Monicah and her regal galley slaves were no longer on the lake. Why had Dirk Akuj brought her into our little talk so frequently? This question frightened me because I thought I knew the answer.

* * * *

In the cabaret—more accurately, the grand entertainment hall of the Sambusai Sands, a multitiered dining floor with an orchestra pit and an immense stage hung with zebra-striped foil curtains—a thousand or more people had gathered for the official grand opening of our billion-dollar Convention and Recreational Centre. Portions of the complex had been operating for nearly three months, but tonight marked the culmination of our labors, a new beginning on the road to economic independence. At tables scattered like islands in the electric dark sat many African dignitaries, residually wealthy Arabs, American service personnel, and casino-hopping European playpeople. On each side of the hall, at balcony level, leopards stalked back and forth in lifelike dioramas of the Pleistocene.

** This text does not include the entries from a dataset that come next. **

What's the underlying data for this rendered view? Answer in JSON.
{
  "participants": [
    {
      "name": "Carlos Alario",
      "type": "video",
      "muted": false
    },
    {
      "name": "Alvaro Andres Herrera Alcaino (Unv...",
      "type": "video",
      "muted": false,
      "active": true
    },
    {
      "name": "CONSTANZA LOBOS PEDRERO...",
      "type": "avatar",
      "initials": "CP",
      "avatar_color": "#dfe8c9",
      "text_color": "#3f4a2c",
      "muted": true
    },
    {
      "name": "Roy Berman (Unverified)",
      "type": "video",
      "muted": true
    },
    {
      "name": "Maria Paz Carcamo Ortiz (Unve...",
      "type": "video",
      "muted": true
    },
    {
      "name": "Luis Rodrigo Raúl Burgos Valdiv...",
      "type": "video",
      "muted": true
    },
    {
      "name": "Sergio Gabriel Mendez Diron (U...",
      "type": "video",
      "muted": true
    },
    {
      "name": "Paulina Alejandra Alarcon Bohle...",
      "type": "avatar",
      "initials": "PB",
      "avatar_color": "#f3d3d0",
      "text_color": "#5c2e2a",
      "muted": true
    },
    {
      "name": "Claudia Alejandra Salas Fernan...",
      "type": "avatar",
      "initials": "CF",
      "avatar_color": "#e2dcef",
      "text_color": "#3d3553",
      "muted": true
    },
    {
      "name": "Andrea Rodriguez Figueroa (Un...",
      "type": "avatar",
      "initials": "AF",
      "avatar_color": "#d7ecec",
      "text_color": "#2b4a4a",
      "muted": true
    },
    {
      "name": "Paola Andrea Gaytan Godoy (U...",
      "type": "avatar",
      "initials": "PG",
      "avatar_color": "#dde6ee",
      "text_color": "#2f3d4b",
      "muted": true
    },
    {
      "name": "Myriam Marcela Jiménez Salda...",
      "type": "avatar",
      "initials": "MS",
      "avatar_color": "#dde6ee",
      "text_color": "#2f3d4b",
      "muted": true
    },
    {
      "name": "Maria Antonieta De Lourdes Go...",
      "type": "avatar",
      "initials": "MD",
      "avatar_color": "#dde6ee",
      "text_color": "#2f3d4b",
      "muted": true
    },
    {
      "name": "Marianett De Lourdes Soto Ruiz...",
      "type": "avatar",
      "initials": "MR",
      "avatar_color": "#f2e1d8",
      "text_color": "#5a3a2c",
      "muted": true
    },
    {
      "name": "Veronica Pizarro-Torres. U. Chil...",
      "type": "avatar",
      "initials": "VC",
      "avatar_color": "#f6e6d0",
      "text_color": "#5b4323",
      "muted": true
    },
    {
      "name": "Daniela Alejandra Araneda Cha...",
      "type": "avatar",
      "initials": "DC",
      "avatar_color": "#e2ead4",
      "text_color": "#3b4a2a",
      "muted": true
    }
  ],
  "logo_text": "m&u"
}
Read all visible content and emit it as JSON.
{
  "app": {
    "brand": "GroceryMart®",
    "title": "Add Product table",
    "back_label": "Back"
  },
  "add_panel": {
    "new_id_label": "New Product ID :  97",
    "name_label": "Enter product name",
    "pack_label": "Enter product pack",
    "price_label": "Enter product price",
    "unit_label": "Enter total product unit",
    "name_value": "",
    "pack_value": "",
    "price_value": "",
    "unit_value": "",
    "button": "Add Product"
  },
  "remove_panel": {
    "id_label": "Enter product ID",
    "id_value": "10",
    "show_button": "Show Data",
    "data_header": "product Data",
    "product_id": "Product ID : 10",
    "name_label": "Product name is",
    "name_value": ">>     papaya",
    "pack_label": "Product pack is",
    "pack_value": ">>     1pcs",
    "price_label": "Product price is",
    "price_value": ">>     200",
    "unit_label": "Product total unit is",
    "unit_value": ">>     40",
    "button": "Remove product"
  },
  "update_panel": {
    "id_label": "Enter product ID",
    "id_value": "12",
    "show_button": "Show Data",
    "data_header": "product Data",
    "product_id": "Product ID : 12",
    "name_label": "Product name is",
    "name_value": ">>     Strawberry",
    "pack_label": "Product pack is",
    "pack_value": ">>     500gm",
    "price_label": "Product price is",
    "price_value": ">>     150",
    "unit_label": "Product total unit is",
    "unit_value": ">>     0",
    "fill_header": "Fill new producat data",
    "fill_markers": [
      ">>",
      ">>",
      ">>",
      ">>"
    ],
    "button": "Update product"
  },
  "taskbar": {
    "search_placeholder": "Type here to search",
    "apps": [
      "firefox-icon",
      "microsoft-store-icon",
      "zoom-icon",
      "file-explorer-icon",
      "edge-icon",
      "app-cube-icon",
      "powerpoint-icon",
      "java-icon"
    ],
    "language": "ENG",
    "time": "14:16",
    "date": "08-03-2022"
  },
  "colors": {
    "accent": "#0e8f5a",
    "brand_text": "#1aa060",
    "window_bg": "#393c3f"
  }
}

Nearest the orchestra pit (from which the strains of “Born Free” had been emanating for twenty minutes) were the tables reserved for Zarakali cabinet ministers, the commanding officers of the bases at Bravanumbi and Russell-Tharaka, and the representatives of every country in the East African Confederation. Monicah and I shared our table with Vice Admiral Cuomo and the Tanzanian representative, a handsome Arusha woman who clearly disapproved of the festivities.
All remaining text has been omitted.